Arti (selain isnadnya):
Dari Abdullah bin Salam RA: 
Sungguh ketika Allah telah menghendaki memberi hidayah, Zaid bin Sanah berkata, “Tiada satupun dari tanda-tanda kenabian kecuali benar-benar telah saya saksikan, ketika saya mengamati wajah Rasulillah SAW. Hanya dua tanda kenabian. yang belum saya saksikan dari beliau: 
1.     Kearifannya mengalahkan kebodohannya.
2.     Kebodohan orang yang mestinya membuat murka, justru menambah dia bijaksana. 
Saya telah mengadakan pendekatan agar bisa akrab dengan beliau, agar bisa menyaksikan kearifannya, yang jauh dari kebodohan.”

Zaid bin Sanah melanjutkan, “Pada suatu hari Rasulullah SAW keluar dari kamarnya, didampingi oleh Ali bin Abi Thalib RA. Tiba-tiba seorang mirip orang pedesaan, datang menghadap, untuk berkata ‘ya Rasulallah, sungguh penduduk bani fulan, yang tinggal di Bushra telah Islam, dan memperdalam Islam’. Pada mereka, saya telah bercerita ‘jika kalian Islam, rizqi yang luas akan datang’. Namun kenyataannya, mereka justru terlanda paceklik.
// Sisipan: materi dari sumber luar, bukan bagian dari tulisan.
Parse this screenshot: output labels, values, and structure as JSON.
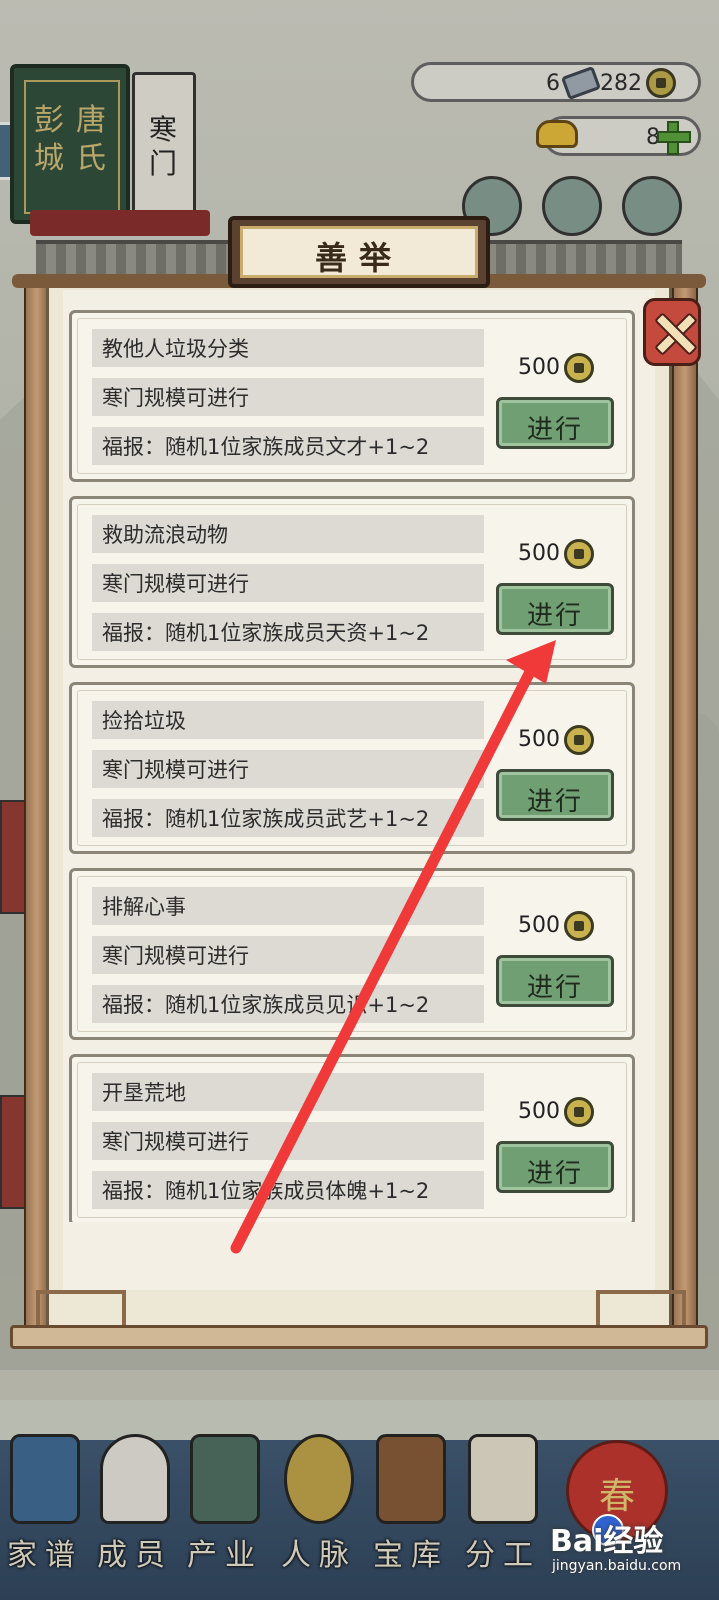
{
  "header": {
    "clan_surname": "唐氏",
    "clan_city": "彭城",
    "clan_scale": "寒门"
  },
  "resources": {
    "silver_count": "6",
    "coin_count": "282",
    "gold_count": "8"
  },
  "dialog": {
    "title": "善举",
    "items": [
      {
        "name": "教他人垃圾分类",
        "requirement": "寒门规模可进行",
        "reward": "福报：随机1位家族成员文才+1~2",
        "cost": "500",
        "action_label": "进行"
      },
      {
        "name": "救助流浪动物",
        "requirement": "寒门规模可进行",
        "reward": "福报：随机1位家族成员天资+1~2",
        "cost": "500",
        "action_label": "进行"
      },
      {
        "name": "捡拾垃圾",
        "requirement": "寒门规模可进行",
        "reward": "福报：随机1位家族成员武艺+1~2",
        "cost": "500",
        "action_label": "进行"
      },
      {
        "name": "排解心事",
        "requirement": "寒门规模可进行",
        "reward": "福报：随机1位家族成员见识+1~2",
        "cost": "500",
        "action_label": "进行"
      },
      {
        "name": "开垦荒地",
        "requirement": "寒门规模可进行",
        "reward": "福报：随机1位家族成员体魄+1~2",
        "cost": "500",
        "action_label": "进行"
      }
    ]
  },
  "bottom_nav": [
    {
      "label": "家谱",
      "icon": "genealogy-book-icon"
    },
    {
      "label": "成员",
      "icon": "member-portrait-icon"
    },
    {
      "label": "产业",
      "icon": "building-icon"
    },
    {
      "label": "人脉",
      "icon": "network-icon"
    },
    {
      "label": "宝库",
      "icon": "treasure-chest-icon"
    },
    {
      "label": "分工",
      "icon": "scroll-icon"
    }
  ],
  "spring_badge": "春",
  "watermark": {
    "brand": "Bai经验",
    "site": "jingyan.baidu.com"
  },
  "colors": {
    "button_green": "#6f9f73",
    "row_gray": "#dcdad2",
    "close_red": "#c44a3e",
    "annotation_arrow": "#f03a3a"
  }
}
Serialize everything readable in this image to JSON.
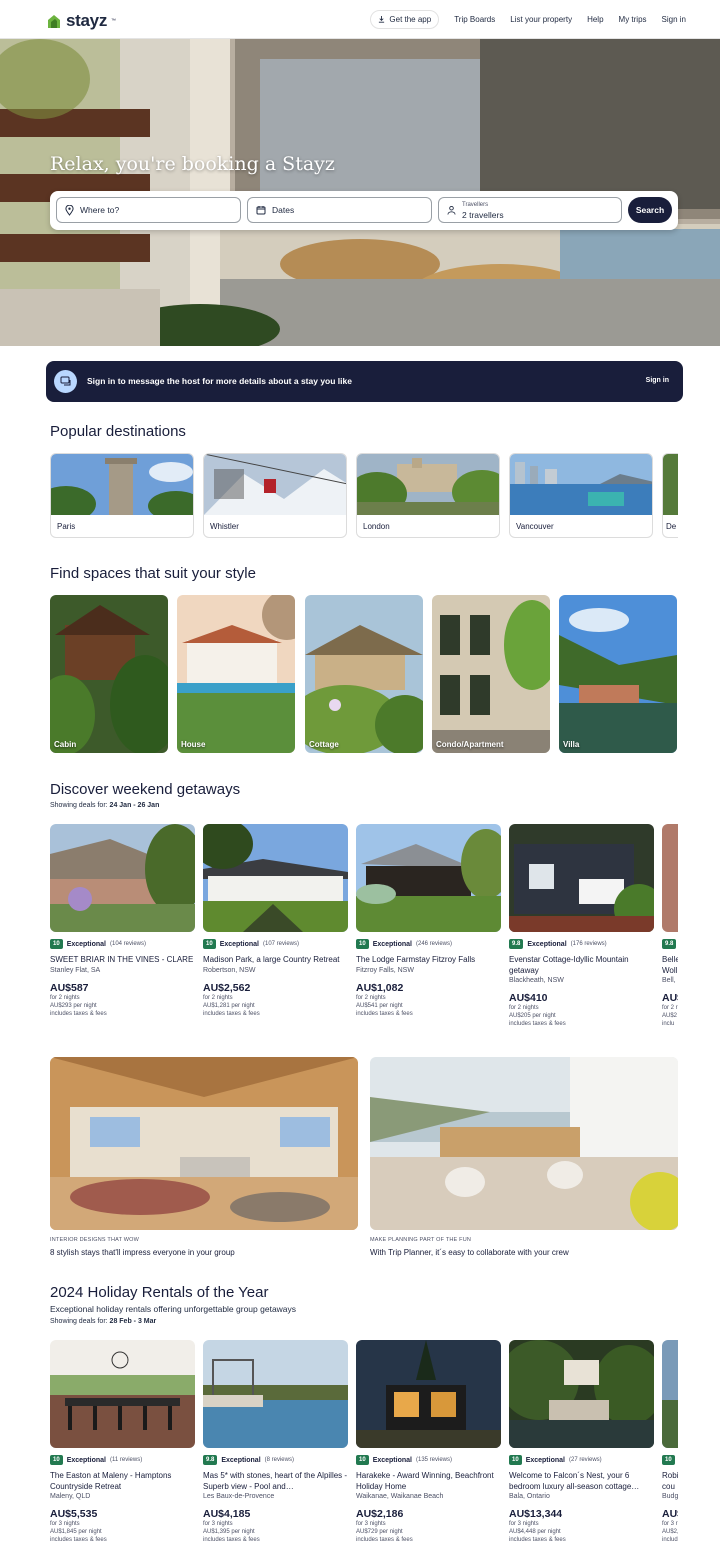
{
  "header": {
    "logo": "stayz",
    "logo_tm": "™",
    "nav": [
      "Get the app",
      "Trip Boards",
      "List your property",
      "Help",
      "My trips",
      "Sign in"
    ]
  },
  "hero": {
    "title": "Relax, you're booking a Stayz",
    "where_placeholder": "Where to?",
    "dates_placeholder": "Dates",
    "travellers_label": "Travellers",
    "travellers_value": "2 travellers",
    "search_label": "Search"
  },
  "banner": {
    "text": "Sign in to message the host for more details about a stay you like",
    "link": "Sign in"
  },
  "destinations": {
    "title": "Popular destinations",
    "items": [
      "Paris",
      "Whistler",
      "London",
      "Vancouver",
      "De"
    ]
  },
  "styles": {
    "title": "Find spaces that suit your style",
    "items": [
      "Cabin",
      "House",
      "Cottage",
      "Condo/Apartment",
      "Villa"
    ]
  },
  "getaways": {
    "title": "Discover weekend getaways",
    "deals_prefix": "Showing deals for:",
    "deals_dates": "24 Jan - 26 Jan",
    "items": [
      {
        "score": "10",
        "word": "Exceptional",
        "reviews": "(104 reviews)",
        "name": "SWEET BRIAR IN THE VINES - CLARE",
        "loc": "Stanley Flat, SA",
        "price": "AU$587",
        "nights": "for 2 nights",
        "per": "AU$293 per night",
        "tax": "includes taxes & fees"
      },
      {
        "score": "10",
        "word": "Exceptional",
        "reviews": "(107 reviews)",
        "name": "Madison Park, a large Country Retreat",
        "loc": "Robertson, NSW",
        "price": "AU$2,562",
        "nights": "for 2 nights",
        "per": "AU$1,281 per night",
        "tax": "includes taxes & fees"
      },
      {
        "score": "10",
        "word": "Exceptional",
        "reviews": "(246 reviews)",
        "name": "The Lodge Farmstay Fitzroy Falls",
        "loc": "Fitzroy Falls, NSW",
        "price": "AU$1,082",
        "nights": "for 2 nights",
        "per": "AU$541 per night",
        "tax": "includes taxes & fees"
      },
      {
        "score": "9.8",
        "word": "Exceptional",
        "reviews": "(176 reviews)",
        "name": "Evenstar Cottage-Idyllic Mountain getaway",
        "loc": "Blackheath, NSW",
        "price": "AU$410",
        "nights": "for 2 nights",
        "per": "AU$205 per night",
        "tax": "includes taxes & fees"
      },
      {
        "score": "9.8",
        "word": "",
        "reviews": "",
        "name": "Belle Woll",
        "loc": "Bell,",
        "price": "AU$",
        "nights": "for 2 r",
        "per": "AU$2",
        "tax": "inclu"
      }
    ]
  },
  "features": [
    {
      "kicker": "INTERIOR DESIGNS THAT WOW",
      "title": "8 stylish stays that'll impress everyone in your group"
    },
    {
      "kicker": "MAKE PLANNING PART OF THE FUN",
      "title": "With Trip Planner, it´s easy to collaborate with your crew"
    }
  ],
  "holiday": {
    "title": "2024 Holiday Rentals of the Year",
    "subtitle": "Exceptional holiday rentals offering unforgettable group getaways",
    "deals_prefix": "Showing deals for:",
    "deals_dates": "28 Feb - 3 Mar",
    "items": [
      {
        "score": "10",
        "word": "Exceptional",
        "reviews": "(11 reviews)",
        "name": "The Easton at Maleny - Hamptons Countryside Retreat",
        "loc": "Maleny, QLD",
        "price": "AU$5,535",
        "nights": "for 3 nights",
        "per": "AU$1,845 per night",
        "tax": "includes taxes & fees"
      },
      {
        "score": "9.8",
        "word": "Exceptional",
        "reviews": "(8 reviews)",
        "name": "Mas 5* with stones, heart of the Alpilles - Superb view - Pool and…",
        "loc": "Les Baux-de-Provence",
        "price": "AU$4,185",
        "nights": "for 3 nights",
        "per": "AU$1,395 per night",
        "tax": "includes taxes & fees"
      },
      {
        "score": "10",
        "word": "Exceptional",
        "reviews": "(135 reviews)",
        "name": "Harakeke - Award Winning, Beachfront Holiday Home",
        "loc": "Waikanae, Waikanae Beach",
        "price": "AU$2,186",
        "nights": "for 3 nights",
        "per": "AU$729 per night",
        "tax": "includes taxes & fees"
      },
      {
        "score": "10",
        "word": "Exceptional",
        "reviews": "(27 reviews)",
        "name": "Welcome to Falcon´s Nest, your 6 bedroom luxury all-season cottage…",
        "loc": "Bala, Ontario",
        "price": "AU$13,344",
        "nights": "for 3 nights",
        "per": "AU$4,448 per night",
        "tax": "includes taxes & fees"
      },
      {
        "score": "10",
        "word": "",
        "reviews": "",
        "name": "Robi cou",
        "loc": "Budg",
        "price": "AU$",
        "nights": "for 3 r",
        "per": "AU$2,",
        "tax": "includ"
      }
    ]
  },
  "colors": {
    "navy": "#191e3b",
    "badge_green": "#227950",
    "banner_icon_bg": "#b9d7ff"
  }
}
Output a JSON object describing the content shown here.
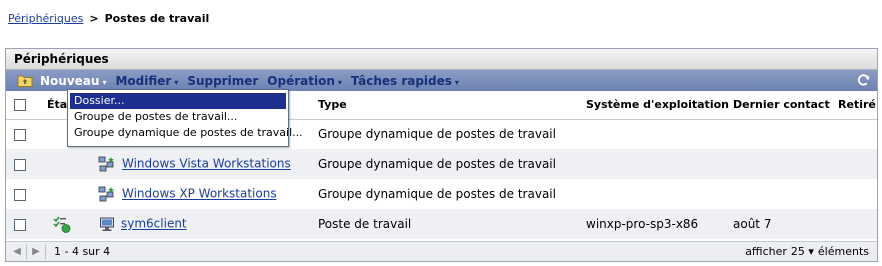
{
  "breadcrumb": {
    "parent": "Périphériques",
    "separator": ">",
    "current": "Postes de travail"
  },
  "panel": {
    "title": "Périphériques"
  },
  "toolbar": {
    "items": [
      {
        "label": "Nouveau",
        "open": true
      },
      {
        "label": "Modifier"
      },
      {
        "label": "Supprimer"
      },
      {
        "label": "Opération"
      },
      {
        "label": "Tâches rapides"
      }
    ],
    "caret": "▾"
  },
  "menu": {
    "items": [
      "Dossier...",
      "Groupe de postes de travail...",
      "Groupe dynamique de postes de travail..."
    ],
    "selected": 0
  },
  "table": {
    "columns": {
      "status": "État",
      "type": "Type",
      "os": "Système d'exploitation",
      "last_contact": "Dernier contact",
      "retired": "Retiré"
    },
    "rows": [
      {
        "name": "",
        "type": "Groupe dynamique de postes de travail",
        "os": "",
        "last_contact": "",
        "icon": "",
        "status_icon": ""
      },
      {
        "name": "Windows Vista Workstations",
        "type": "Groupe dynamique de postes de travail",
        "os": "",
        "last_contact": "",
        "icon": "dynamic-group-icon",
        "status_icon": ""
      },
      {
        "name": "Windows XP Workstations",
        "type": "Groupe dynamique de postes de travail",
        "os": "",
        "last_contact": "",
        "icon": "dynamic-group-icon",
        "status_icon": ""
      },
      {
        "name": "sym6client",
        "type": "Poste de travail",
        "os": "winxp-pro-sp3-x86",
        "last_contact": "août 7",
        "icon": "workstation-icon",
        "status_icon": "status-ok-icon"
      }
    ]
  },
  "footer": {
    "range": "1 - 4 sur 4",
    "show_label": "afficher",
    "page_size": "25",
    "items_label": "éléments"
  },
  "colors": {
    "toolbar": "#7185b6",
    "link": "#1a3f99",
    "selection": "#1d2f8f"
  }
}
Dan hujan belum juga mengguyur mereka. Saya khawatir, mereka akan keluar dari Islam, karena kecewa tidak mendapatkan yang diharapkan. Jika tuan setuju, silahkan mengirimkan sumbangan untuk mereka’.
Beliau SAW mengamati seorang yang berada di sisinya (setahu saya, dia Ali RA).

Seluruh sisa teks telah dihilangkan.